Tout comme le Covid-19 se révèle particulièrement nocif lorsqu’il rencontre des pathologies préexistantes ou des systèmes immunitaires qui y sont spécialement sensibles, la détérioration massive des droits et libertés à laquelle nous assistons s’inscrit dans un contexte qui nous y exposait dangereusement. Les caractéristiques de l’État libéral, notamment la préférence systématique donnée à l’individu sur le groupe ou le principe de liberté, ont été mises à mal depuis plusieurs décennies, au point que François Sureau a pu intituler un ouvrage récent sur ce thème Sans la liberté (Tracts Gallimard, 2019).
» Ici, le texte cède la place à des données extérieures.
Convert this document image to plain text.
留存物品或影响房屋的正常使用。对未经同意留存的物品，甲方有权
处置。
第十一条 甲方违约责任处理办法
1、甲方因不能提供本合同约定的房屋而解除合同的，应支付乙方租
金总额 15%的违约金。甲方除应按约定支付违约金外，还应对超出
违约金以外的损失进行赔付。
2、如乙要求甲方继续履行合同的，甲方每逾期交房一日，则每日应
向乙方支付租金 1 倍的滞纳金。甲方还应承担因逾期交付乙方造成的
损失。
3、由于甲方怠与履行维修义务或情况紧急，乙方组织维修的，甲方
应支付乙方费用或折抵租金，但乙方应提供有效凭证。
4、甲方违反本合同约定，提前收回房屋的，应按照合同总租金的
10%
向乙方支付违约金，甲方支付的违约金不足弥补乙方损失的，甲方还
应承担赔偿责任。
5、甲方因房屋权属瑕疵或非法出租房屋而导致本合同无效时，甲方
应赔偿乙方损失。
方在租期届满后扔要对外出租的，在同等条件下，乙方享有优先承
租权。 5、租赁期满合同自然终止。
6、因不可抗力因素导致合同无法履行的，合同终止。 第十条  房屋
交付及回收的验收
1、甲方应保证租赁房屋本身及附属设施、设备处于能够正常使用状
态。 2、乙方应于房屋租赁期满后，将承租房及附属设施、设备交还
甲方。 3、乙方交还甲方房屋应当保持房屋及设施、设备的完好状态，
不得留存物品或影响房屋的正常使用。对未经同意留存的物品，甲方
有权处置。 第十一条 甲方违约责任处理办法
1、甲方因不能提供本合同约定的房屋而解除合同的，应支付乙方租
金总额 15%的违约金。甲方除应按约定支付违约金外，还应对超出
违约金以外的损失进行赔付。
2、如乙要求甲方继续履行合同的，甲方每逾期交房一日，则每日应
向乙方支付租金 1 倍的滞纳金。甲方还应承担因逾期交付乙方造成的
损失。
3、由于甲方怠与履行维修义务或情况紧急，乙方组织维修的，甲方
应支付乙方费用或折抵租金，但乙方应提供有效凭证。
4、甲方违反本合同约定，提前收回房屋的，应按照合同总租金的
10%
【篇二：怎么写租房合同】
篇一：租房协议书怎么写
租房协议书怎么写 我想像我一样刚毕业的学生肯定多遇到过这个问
Sous l’effet de la peur, gouvernés et gouvernants, organes de décision et organes de contrôle ont consenti des limitations considérables aux libertés.
L’article 16 de la Constitution, jamais abrogé en dépit de la gravité de ses effets, perpétue une accoutumance aux régimes d’exception. De surcroît, il a été admis que de tels régimes pouvaient être instaurés par le législateur en plus de ceux que prévoit ou vise la Constitution : la décision du Conseil constitutionnel du 25 janvier 1985, loi relative à l’état d’urgence en Nouvelle-Calédonie, en ouvre la possibilité, au titre de l’article 34 de la Constitution. Mais l’état du droit commun lui-même n’incite guère à l’optimisme. Il suffit de jeter un regard en arrière sur l’évolution du régime des libertés en France pour prendre conscience d’un recul constant.
Les mouvements d’indignation suscités en 1981 par la loi « sécurité et libertés » ne se sont plus reproduits, quand bien même les dispositions de cette dernière apparaissent bénignes au regard de celles adoptées depuis. Les dispositions relatives aux étrangers, même demandeurs d’asile, n’ont cessé de se dégrader, précarisant leur situation, les livrant aux tracasseries administratives et au pouvoir discrétionnaire des autorités, la liberté individuelle est susceptible de nombreuses restrictions, souvent opérées dans des conditions indignes (en 2000, Louis Mermaz qualifiait les zones d’attente d’ « horreur de la République » – la situation n’a guère changé sur le plan sanitaire, comme le montrent des avis récents du Contrôleur général des lieux de privation de liberté et du Défenseur des droits), les perquisitions et saisies ont été facilitées dans de nombreux cas, les fichiers de police ont proliféré et ne cessent d’emmagasiner davantage d’informations, l’exercice de la mission de défense des personnes par les avocats est encadré dans des contraintes bureaucratiques qui le rendent plus difficile… Chacun a présents à l’esprit des exemples de la dégradation des libertés. Celle-ci s’opère souvent insidieusement, par petites touches, et obéit à un mouvement continu, qui a pour caractéristique de ne jamais se réparer, nonobstant les alternances politiques. Il suffit qu’apparaissent de nouvelles menaces : terrorisme meurtrier, pandémie, perturbations économiques, et la liste n’est pas exhaustive, pour que l’on cède immédiatement et sans débat approfondi sur les libertés.